I was running a big local LLM on my M-series MacBook — something in the Qwen3 / Gemma 3 27B class through Ollama or LM Studio. Within a few minutes the chassis was hot, the fans were loud, and the SoC sensor sat around 90 °C. I asked Claude for the cheapest fix. It is an AI, so helping calm another AI's appetite felt only fair. The answer was one line in the terminal: macOS Low Power Mode, flipped on with pmset. Same job, a bit slower — and on my machine the same sensor read about 75 °C instead.
Low Power Mode caps the clocks, so a sustained AI workload runs flat and cool instead of spiking against the thermal limit — it just takes longer.
You trade peak speed for a lower, steadier power draw. For interactive work that trade is usually wrong. For a model that will run for twenty minutes anyway, it is usually right.
Low Power Mode lives in System Settings, but the terminal version is faster and scriptable. It takes sudo, applies instantly — no restart, no logout — and persists across reboots until you change it back.
sudo pmset -b lowpowermode 1
sudo pmset -b lowpowermode 0
pmset -g custom | grep -B5 lowpowermode
The -b picks which power source the setting applies to. My heavy LLM runs usually happen docked, so the flag I reach for most is -a:
| Flag | Applies when | Example |
|---|---|---|
| -b | On battery | sudo pmset -b lowpowermode 1 |
| -c | Plugged in (charger) | sudo pmset -c lowpowermode 1 |
| -a | Always — both sources | sudo pmset -a lowpowermode 1 |
These map one-to-one onto the dropdown in System Settings → Battery → Low Power Mode (Never / Always / Only on Battery / Only on Power Adapter) — flip it in either place and the other follows. When it's active, the battery icon in the menu bar turns yellow.
Most workloads come in bursts — compile, wait, scroll. The Mac sprints, finishes, cools off. A local LLM is the opposite: inference saturates the GPU and memory for as long as the job runs. Minutes, sometimes hours, of constant full load. The same applies to long agent sessions, batch transcription, video exports — anything that pins the SoC and keeps it pinned.
At full clocks the chip hits its thermal ceiling and the firmware starts a cycle: boost, overheat, throttle, cool a little, boost again. I could watch the sawtooth in the temperature readout, hear it in the fans — and feel it in the keyboard deck. Low Power Mode caps the clocks below the point where that fight starts. The power curve goes flat, and the spikes simply never happen.
These are readings from my MacBook running a ~27B model — one machine, read by eye off the sensor readout, not a benchmark. Your numbers will differ; the shape of the trade will not.
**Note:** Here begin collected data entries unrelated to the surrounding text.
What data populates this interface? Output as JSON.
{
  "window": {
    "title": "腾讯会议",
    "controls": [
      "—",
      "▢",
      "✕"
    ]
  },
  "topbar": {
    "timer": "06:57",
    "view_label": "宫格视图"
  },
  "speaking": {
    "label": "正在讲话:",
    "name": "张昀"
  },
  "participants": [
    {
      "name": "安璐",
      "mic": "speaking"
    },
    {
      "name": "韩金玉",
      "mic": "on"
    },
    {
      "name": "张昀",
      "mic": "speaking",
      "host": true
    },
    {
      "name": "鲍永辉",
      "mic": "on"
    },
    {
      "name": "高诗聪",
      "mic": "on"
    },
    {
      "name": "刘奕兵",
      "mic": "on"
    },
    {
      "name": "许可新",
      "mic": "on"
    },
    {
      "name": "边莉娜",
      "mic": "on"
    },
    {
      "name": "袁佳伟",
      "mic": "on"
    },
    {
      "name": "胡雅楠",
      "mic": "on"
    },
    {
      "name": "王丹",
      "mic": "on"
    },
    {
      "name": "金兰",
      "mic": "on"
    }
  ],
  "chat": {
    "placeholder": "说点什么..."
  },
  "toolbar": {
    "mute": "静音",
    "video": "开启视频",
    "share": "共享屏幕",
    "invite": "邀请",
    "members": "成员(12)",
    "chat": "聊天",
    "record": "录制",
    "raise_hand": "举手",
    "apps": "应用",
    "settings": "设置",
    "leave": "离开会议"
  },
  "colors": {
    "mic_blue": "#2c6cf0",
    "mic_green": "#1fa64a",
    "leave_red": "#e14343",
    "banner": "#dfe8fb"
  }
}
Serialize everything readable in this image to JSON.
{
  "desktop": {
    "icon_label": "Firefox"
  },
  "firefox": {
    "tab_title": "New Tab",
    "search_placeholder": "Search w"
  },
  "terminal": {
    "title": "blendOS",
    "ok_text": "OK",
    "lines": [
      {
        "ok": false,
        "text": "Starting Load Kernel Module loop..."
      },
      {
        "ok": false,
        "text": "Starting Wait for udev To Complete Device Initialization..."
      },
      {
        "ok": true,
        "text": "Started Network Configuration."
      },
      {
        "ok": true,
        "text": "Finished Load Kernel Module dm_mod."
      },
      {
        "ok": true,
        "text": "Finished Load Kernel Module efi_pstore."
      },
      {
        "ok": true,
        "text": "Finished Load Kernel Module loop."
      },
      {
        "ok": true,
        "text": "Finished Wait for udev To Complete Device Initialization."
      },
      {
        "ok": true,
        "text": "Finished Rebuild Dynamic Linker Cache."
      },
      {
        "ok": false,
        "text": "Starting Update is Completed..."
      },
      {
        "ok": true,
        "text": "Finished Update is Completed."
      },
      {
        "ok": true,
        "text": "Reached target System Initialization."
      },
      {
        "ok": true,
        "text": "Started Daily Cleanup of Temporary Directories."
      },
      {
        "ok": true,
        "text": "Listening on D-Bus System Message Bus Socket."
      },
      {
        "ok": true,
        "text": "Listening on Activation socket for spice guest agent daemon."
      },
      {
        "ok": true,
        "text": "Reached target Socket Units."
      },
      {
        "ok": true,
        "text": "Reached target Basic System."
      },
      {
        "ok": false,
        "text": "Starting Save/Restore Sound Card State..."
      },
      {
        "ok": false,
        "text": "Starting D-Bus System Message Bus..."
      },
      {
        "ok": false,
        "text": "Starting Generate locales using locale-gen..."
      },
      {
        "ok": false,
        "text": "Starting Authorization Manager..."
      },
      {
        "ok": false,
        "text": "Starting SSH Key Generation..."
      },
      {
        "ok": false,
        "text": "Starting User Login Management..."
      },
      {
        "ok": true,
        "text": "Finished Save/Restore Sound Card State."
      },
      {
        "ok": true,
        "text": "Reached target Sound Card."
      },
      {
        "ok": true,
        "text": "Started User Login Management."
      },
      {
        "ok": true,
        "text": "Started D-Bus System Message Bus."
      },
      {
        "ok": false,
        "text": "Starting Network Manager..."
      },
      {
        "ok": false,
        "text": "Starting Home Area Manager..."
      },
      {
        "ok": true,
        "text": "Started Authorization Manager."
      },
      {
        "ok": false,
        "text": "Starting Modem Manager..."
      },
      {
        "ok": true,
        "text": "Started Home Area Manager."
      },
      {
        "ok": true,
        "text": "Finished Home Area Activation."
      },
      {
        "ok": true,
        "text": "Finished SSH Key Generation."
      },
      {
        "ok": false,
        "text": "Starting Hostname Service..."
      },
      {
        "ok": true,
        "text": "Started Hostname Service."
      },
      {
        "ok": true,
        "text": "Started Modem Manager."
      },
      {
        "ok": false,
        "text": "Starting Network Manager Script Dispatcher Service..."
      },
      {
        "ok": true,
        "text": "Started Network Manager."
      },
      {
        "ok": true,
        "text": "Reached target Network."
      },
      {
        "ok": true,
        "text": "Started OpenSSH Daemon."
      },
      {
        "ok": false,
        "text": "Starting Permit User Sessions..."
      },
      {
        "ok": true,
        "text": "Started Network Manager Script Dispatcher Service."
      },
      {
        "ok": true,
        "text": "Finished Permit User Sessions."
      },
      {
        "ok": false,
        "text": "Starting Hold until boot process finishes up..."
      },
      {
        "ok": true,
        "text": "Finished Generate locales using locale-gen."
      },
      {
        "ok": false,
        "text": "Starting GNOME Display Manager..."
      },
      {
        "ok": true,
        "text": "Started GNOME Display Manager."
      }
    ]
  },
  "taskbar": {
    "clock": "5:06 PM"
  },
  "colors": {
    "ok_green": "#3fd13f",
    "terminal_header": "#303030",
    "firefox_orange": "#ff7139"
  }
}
| Full clocks | Low Power Mode | |
|---|---|---|
| SoC temperature | ~90 °C, spiky | ~75 °C, flat |
| Fans | Loud | Quiet to near-silent |
| Throughput | Full speed | Noticeably slower — the job takes longer |
| Chassis | Hot to the touch | Warm |
| On battery | Drains fast | Meaningfully longer runtime |
To watch the numbers yourself: a menu-bar app like Stats is the comfortable way, or sudo powermetrics --samplers smc straight from the terminal.
The pattern we landed on: if I will walk away from the job, Low Power Mode goes on. If I will sit and wait for it, it stays off.